In terms of the “no pain, no gain” theory, the requirement of exercise-induced muscle soreness and an inflammatory response for muscle hypertrophy remains controversial. In the present study, the combination of BCAA and taurine suppressed DOMS and the levels of serum marker of oxidative stress. The general consensus is that muscle hypertrophy is induced during the recovery from damages to the microstructure of the muscle fiber and extracellular matrix [39]. Because exercise-induced symptoms including the production of inflammatory cytokine (interleukin-6; IL-6, and fibroblast growth factor-2), oxidative stress and DOMS usually occur during recovery, these responses have been suggested to be necessary for exercise-induced muscle hypertrophy [40, 41]. Therefore, even if DOMS and muscle damage were effectively attenuated by the combination of BCAA and taurine supplementation, there is a possibility that muscle hypertrophy can be also be suppressed, and previous reports have shown that supplementations of taurine or multi-nutrient including BCAA and taurine could attenuate the productions of reactive oxygen species [16] and IL-6 [19]. On the other hand, Flann et al. evaluated whether exercise-induced symptoms including muscle soreness and damage are necessary events for muscle remodeling in humans [42]. They showed that the volume and strength of the quadriceps muscle and the muscular mRNA expression of the myogenic insulin-like growth factor-IEa that contributes to muscle regeneration were caused independently of muscle soreness and increase serum CK levels.
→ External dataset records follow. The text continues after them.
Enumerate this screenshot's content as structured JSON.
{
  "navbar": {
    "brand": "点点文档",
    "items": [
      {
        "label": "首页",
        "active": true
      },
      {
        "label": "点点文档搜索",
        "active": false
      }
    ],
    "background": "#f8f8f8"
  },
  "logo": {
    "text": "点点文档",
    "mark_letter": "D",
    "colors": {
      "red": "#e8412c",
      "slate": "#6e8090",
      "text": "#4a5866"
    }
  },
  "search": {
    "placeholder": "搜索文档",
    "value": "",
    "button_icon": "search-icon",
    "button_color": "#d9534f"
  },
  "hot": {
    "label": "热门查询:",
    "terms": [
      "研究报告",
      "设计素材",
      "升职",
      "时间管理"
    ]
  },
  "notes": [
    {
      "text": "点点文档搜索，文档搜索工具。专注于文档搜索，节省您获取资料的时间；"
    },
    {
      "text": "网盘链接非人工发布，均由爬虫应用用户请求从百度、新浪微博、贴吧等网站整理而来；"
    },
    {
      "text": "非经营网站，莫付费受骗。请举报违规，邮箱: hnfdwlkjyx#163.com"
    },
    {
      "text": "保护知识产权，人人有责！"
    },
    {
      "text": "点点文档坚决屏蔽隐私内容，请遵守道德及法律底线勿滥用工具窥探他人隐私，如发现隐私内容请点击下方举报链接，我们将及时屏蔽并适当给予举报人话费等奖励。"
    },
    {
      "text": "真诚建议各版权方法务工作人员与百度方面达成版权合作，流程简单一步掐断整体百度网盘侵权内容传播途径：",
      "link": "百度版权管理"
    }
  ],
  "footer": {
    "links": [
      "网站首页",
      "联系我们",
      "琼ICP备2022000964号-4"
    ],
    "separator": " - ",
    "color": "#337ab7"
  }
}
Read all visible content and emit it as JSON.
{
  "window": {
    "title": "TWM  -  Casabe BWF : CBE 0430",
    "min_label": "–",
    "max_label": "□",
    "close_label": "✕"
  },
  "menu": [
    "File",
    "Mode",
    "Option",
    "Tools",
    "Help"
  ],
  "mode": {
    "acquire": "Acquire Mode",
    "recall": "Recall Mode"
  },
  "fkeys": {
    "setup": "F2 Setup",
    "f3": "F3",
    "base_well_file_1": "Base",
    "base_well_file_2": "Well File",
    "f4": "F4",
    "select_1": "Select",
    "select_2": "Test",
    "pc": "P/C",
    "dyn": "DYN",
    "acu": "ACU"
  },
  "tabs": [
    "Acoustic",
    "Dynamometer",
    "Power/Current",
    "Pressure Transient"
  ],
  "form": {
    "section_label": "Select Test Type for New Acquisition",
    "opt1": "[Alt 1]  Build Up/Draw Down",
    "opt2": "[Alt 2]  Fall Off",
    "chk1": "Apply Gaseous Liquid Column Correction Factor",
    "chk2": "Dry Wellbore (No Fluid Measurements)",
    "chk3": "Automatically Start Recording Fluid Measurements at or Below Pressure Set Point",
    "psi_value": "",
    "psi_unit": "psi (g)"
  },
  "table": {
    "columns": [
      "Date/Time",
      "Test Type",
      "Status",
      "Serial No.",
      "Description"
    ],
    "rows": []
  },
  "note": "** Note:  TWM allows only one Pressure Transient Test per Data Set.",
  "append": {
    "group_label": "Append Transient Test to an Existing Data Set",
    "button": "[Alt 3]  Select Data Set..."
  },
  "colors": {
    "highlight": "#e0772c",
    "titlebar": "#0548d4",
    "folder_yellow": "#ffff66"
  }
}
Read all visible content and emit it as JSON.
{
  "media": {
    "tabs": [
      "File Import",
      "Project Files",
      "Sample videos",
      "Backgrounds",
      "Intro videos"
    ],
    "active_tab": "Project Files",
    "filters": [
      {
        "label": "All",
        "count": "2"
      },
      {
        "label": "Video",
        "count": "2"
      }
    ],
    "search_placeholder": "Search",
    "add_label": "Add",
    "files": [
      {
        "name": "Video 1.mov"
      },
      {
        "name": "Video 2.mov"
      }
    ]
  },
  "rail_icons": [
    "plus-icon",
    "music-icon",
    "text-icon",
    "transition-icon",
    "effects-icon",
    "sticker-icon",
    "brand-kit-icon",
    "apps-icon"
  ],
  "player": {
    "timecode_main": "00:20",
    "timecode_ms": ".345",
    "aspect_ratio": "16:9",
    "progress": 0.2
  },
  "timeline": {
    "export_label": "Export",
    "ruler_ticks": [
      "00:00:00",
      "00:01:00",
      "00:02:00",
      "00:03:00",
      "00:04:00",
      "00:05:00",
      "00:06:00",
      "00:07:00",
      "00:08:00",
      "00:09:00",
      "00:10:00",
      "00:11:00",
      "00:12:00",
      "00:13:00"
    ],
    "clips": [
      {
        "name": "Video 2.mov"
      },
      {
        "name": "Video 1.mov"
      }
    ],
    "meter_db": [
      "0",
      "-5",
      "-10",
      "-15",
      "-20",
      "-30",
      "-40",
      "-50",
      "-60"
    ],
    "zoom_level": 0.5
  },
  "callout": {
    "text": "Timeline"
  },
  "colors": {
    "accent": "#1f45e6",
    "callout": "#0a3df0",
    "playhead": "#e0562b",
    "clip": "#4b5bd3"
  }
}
Thus, DOMS and inflammation are not always necessary for muscle hypertrophy to occur. Furthermore, if exercise-induced DOMS and inflammation are efficiently attenuated, subjects can avoid unnecessary pain.

Conclusion

This study confirmed that a combination of 3.2 g BCAA and 2.0 g taurine, three times a day, two weeks prior to and three days after exercise attenuates some subjective and objective markers of DOMS and muscle damage induced by high-intensity ECC, which could not have been influenced by BCAA or taurine supplementation alone. Therefore, combined supplementation with BCAA and taurine may be a useful strategy for attenuating DOMS and muscle damage and can help motivate beginners to continue an exercise program while assisting competitive athletes to train at higher intensity.